- Born: 1954 (age 71–72)
- Education: Beijing Fine Art Academy
- Movement: Stars Art Group
- Spouse: Bei Dao

= Shao Fei =

Chinese artist

Shao Fei (邵飞; born 1954) is a contemporary Chinese female artist from Beijing. As a professional painter at the Central Academy of Fine Arts from 1976 and a prominent member of the Stars Art Group from 1979–80, Shao Fei combines the use of expressionism, fantastic and figurative art in her works.  In China, she has influenced the contemporary art movement and eliminated artistic restrictions imposed on female artists.

== Life ==

=== Early life ===
Her mother, Shao Jingkun, was an oil painter and taught her guo hua technique at an early age.

At the age of sixteen, Shao Fei joined the PLA (People's Liberation Army) where she served in the forces from 1970-76. During these years, she continued to practice painting. She entered the Beijing Fine Art Academy as a full-time professional painter in 1976 and was highly respected by other painters.

=== Groups ===
Shao Fei was a prominent member of the Stars Art Group (xing xing) from 1979-80. During this time, she participated in the Star Art Exhibition held on September 27, 1979. The Chinese government disapproved of their art and did not grant them permission to hold the exhibition. In protest, Shao Fei and other Stars Art Group members held the exhibition outside the China Art Gallery to challenge the government over their authority of classifying art. In November 1979, the government granted them permission to officially hold their first exhibition “Star Art Exhibition” (xing xing hua zhan) in Beijing.

=== Relationships ===
Shao Fei was married to Bei Dao, a Chinese poet who openly opposed the Chinese government.  They had one child. In 1987, they went to England when Bei Dao was invited as a visiting scholar at Durham University.  In the 1990s, they emigrated to the US. Shao Fei and Bei Dao later separated.

== Art ==

=== Art Style ===
Shao Fei's works are usually decorative, fantastical, and figurative. She practices expressionist devices in her oil paintings, and she often depicts women and children in her work.

=== Works ===
Shao Fei's works are often inspired by historical private gardens that were common in Xiuning, Angui during the Ming Dynasty from 1368-1644.  Many of these garden scenes were made into woodcut illustrations, which Shao Fei incorporates into her art.

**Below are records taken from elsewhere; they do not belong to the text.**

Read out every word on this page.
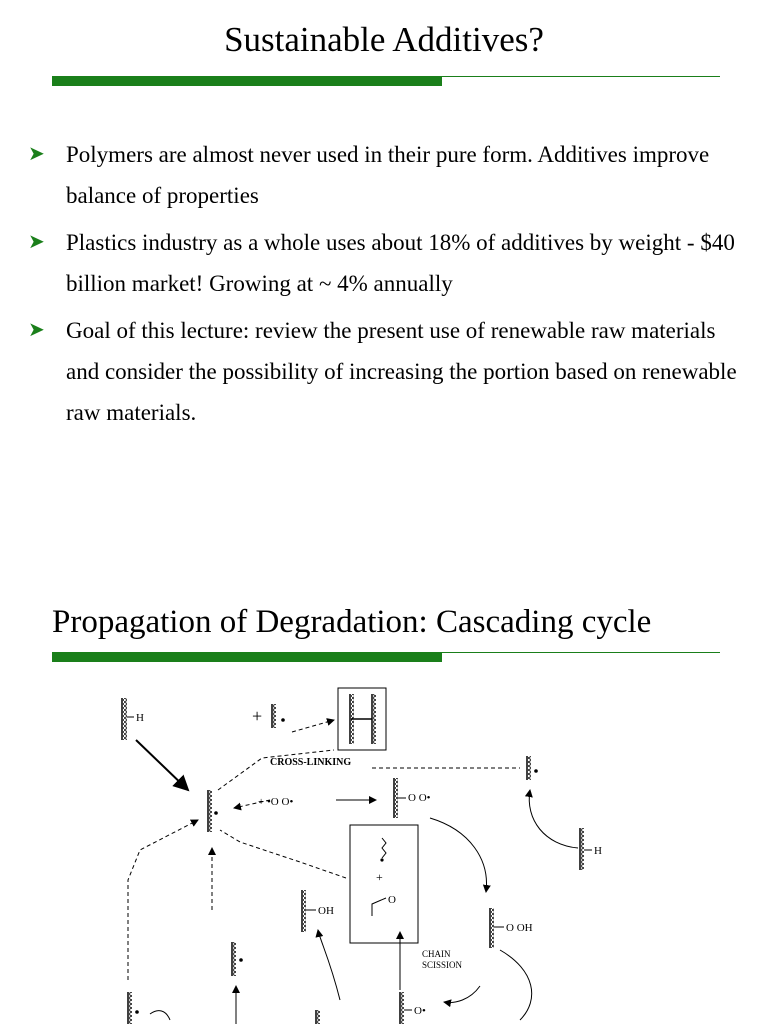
Sustainable Additives?
➤ Polymers are almost never used in their pure form. Additives improve balance of properties
➤ Plastics industry as a whole uses about 18% of additives by weight - $40 billion market! Growing at ~ 4% annually
➤ Goal of this lecture: review the present use of renewable raw materials and consider the possibility of increasing the portion based on renewable raw materials.
Propagation of Degradation: Cascading cycle
H	+
CROSS-LINKING
+ •O O•	O O•
H
+
O
OH
O OH
CHAIN
SCISSION
O•
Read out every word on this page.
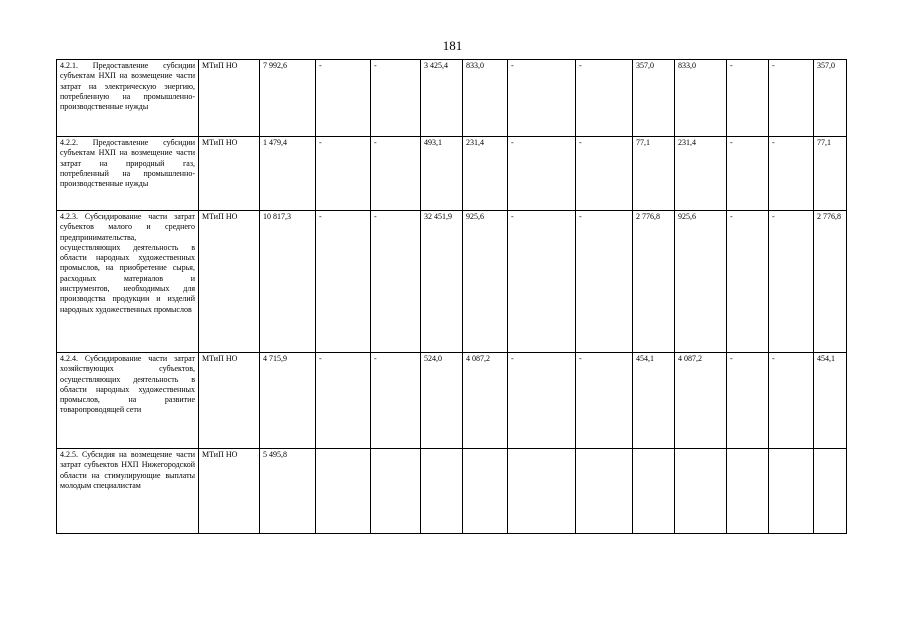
181
4.2.1. Предоставление субсидии субъектам НХП на возмещение части затрат на электрическую энергию, потребленную на промышленно-производственные нужды	МТиП НО	7 992,6	-	-	3 425,4	833,0	-	-	357,0	833,0	-	-	357,0
4.2.2. Предоставление субсидии субъектам НХП на возмещение части затрат на природный газ, потребленный на промышленно-производственные нужды	МТиП НО	1 479,4	-	-	493,1	231,4	-	-	77,1	231,4	-	-	77,1
4.2.3. Субсидирование части затрат субъектов малого и среднего предпринимательства, осуществляющих деятельность в области народных художественных промыслов, на приобретение сырья, расходных материалов и инструментов, необходимых для производства продукции и изделий народных художественных промыслов	МТиП НО	10 817,3	-	-	32 451,9	925,6	-	-	2 776,8	925,6	-	-	2 776,8
4.2.4. Субсидирование части затрат хозяйствующих субъектов, осуществляющих деятельность в области народных художественных промыслов, на развитие товаропроводящей сети	МТиП НО	4 715,9	-	-	524,0	4 087,2	-	-	454,1	4 087,2	-	-	454,1
4.2.5. Субсидия на возмещение части затрат субъектов НХП Нижегородской области на стимулирующие выплаты молодым специалистам	МТиП НО	5 495,8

She also includes mythological creatures inspired by the Chinese classic text Shanhaijing (Classic of Mountains and Seas).

Her art work, Last Song of the Grand Historian, is painted on both the front and back of the paper. This results in thick, opaque layers that resemble heavy colour painting. The rich colours used portray the intense range of emotions the viewer is meant to feel. Shao Fei distorts the subjects in her painting, so that the scene parallels an imaginary world.

== Exhibitions ==
Shao Fei's exhibitions mainly toured in China, Japan, and the US.  In 1982, her works were featured at the Exhibition of the Central Academy of Beijing in China.  The exhibition, Contemporary Chinese Painting, toured the US which featured many of her paintings done in 1984-85.

=== Collections ===
Many of Shao Fei's collections are currently featured in the National Art Museum of China, Hong Kong Museum of Art, and private collections in China.

== Reception ==
Shao Fei gained popularity as an exceptional painter, having received many positive reviews from art critics and news outlets. China Daily has described her work as a bridge between the real and the imaginary, stating, “Her delicate brush strokes and vibrant colors have connected the past and present, reality and fantasy.”  Her paintings have been praised as powerfully emotional and deeply decorative, which art historian Michael Sullivan has noted her for her unique expressionist and fantastic art style.

== Impact ==
Social and cultural conservatism in China has restricted Chinese female artists to go beyond the realms of traditional art genres.  Shao Fei goes beyond the norms and restrictions by composing landscape and figure paintings with highly expressive and decorative strokes, rather than the typical subdued, muted ones traditionally tied with women's art in China. Subsequently, she has expanded the possible art genres for women artists to explore in China.